Question

Prove that $\int\limits_0^a {f\left( x \right)dx} = \int\limits_0^a {f\left( {a - x} \right)dx}$ and hence evaluate $\int\limits_0^a {\dfrac{{\sqrt x }}{{\sqrt x + \sqrt {a - x} }}dx}$.

Answer 1

We begin by letting $x = a - t$ and the corresponding value of limits. Substitute these values in LHS of the given expression. Apply rules of integration and prove it equal to RHS. Then, let $I = \int\limits_0^a {\dfrac{{\sqrt x }}{{\sqrt x + \sqrt {a - x} }}dx}$. Replace $x$ by $x - a$ and find the value of corresponding integration. Add both the integrations to get a simplified expression.
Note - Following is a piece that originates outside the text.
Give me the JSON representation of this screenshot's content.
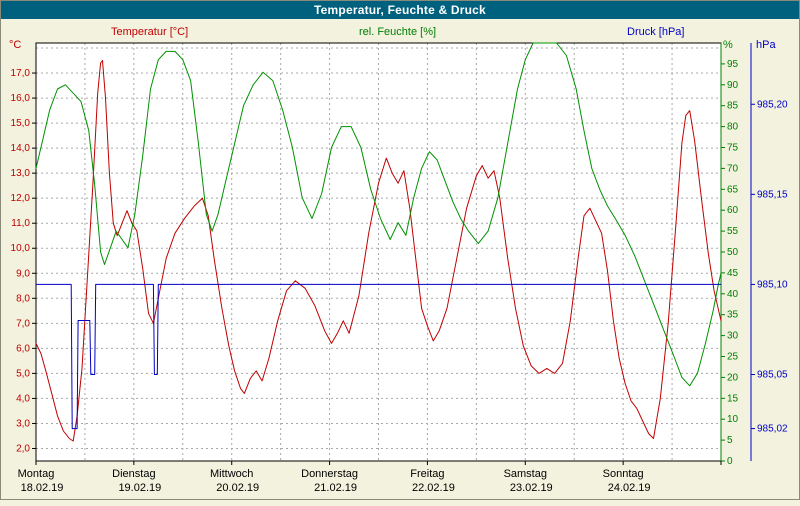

Apply the formula of integration and then put limits to get the required answer.

Complete step-by-step answer:
We have to prove $\int\limits_0^a {f\left( x \right)dx} = \int\limits_0^a {f\left( {a - x} \right)dx}$
Let $x = a - t$
Then, differentiate both sides,
$dx = - dt$
When $x = 0$, then the value of $t$ is
$0 = a - t \\\ \Rightarrow t = a \\\$
And when $x = a$, then the value of $t$ is
$a = a - t \\\ \Rightarrow t = 0 \\\$
Substituting the values in LHS of the expression.
$\int\limits_0^a {f\left( x \right)dx} = \int\limits_a^0 {f\left( {a - t} \right)\left( { - dt} \right)} = - \int\limits_a^0 {f\left( {a - t} \right)\left( {dt} \right)}$
We can interchange the limits by multiplying a negative sign.
$\int\limits_0^a {f\left( {a - t} \right)\left( {dt} \right)}$
On substituting back the value of $t = x$, we will get,
$\int\limits_0^a {f\left( {a - x} \right)\left( {dt} \right)}$, which is equal to RHS.

Now, we have to find the value of $\int\limits_0^a {\dfrac{{\sqrt x }}{{\sqrt x + \sqrt {a - x} }}dx}$
Let $I = \int\limits_0^a {\dfrac{{\sqrt x }}{{\sqrt x + \sqrt {a - x} }}dx}$ eqn. (1)
Replace $x$ by $x - a$ in the above equation, as $\int\limits_0^a {f\left( x \right)dx} = \int\limits_0^a {f\left( {a - x} \right)dx}$
$I = \int\limits_0^a {\dfrac{{\sqrt {a - x} }}{{\sqrt {a - x} + \sqrt {a - \left( {a - x} \right)} }}dx}$
$\Rightarrow I = \int\limits_0^a {\dfrac{{\sqrt {a - x} }}{{\sqrt {a - x} + \sqrt x }}dx}$ eqn.(2)
Adding equation (1) and (2),
$2I = \int\limits_0^a {\dfrac{{\sqrt x }}{{\sqrt x + \sqrt {a - x} }}dx} + \int\limits_0^a {\dfrac{{\sqrt {a - x} }}{{\sqrt {a - x} + \sqrt x }}dx} \\\ \Rightarrow 2I = \int\limits_0^a {\dfrac{{\sqrt x + \sqrt {a - x} }}{{\sqrt x + \sqrt {a - x} }}dx} \\\ \Rightarrow 2I = \int\limits_0^a {dx} \\\$
Now, $\int {dx = x}$
$2I = \left[ x \right]_0^a$
We will put the limits and divide the equation by 2.
$2I = \left( {a - 0} \right) \\\ \Rightarrow 2I = a \\\ \Rightarrow I = \dfrac{a}{2} \\\$
Hence, the value of $\int\limits_0^a {\dfrac{{\sqrt x }}{{\sqrt x + \sqrt {a - x} }}dx}$ is $\dfrac{a}{2}$.

Note: Students must know the basic rules of integration, how to change limits and formulas of integration to do these types of questions. Also, we have to find the value of $\int\limits_0^a {\dfrac{{\sqrt x }}{{\sqrt x + \sqrt {a - x} }}dx}$ using the property proved in previous step. While applying the limits, we apply the upper limit first and then subtract the value of lower limit from it.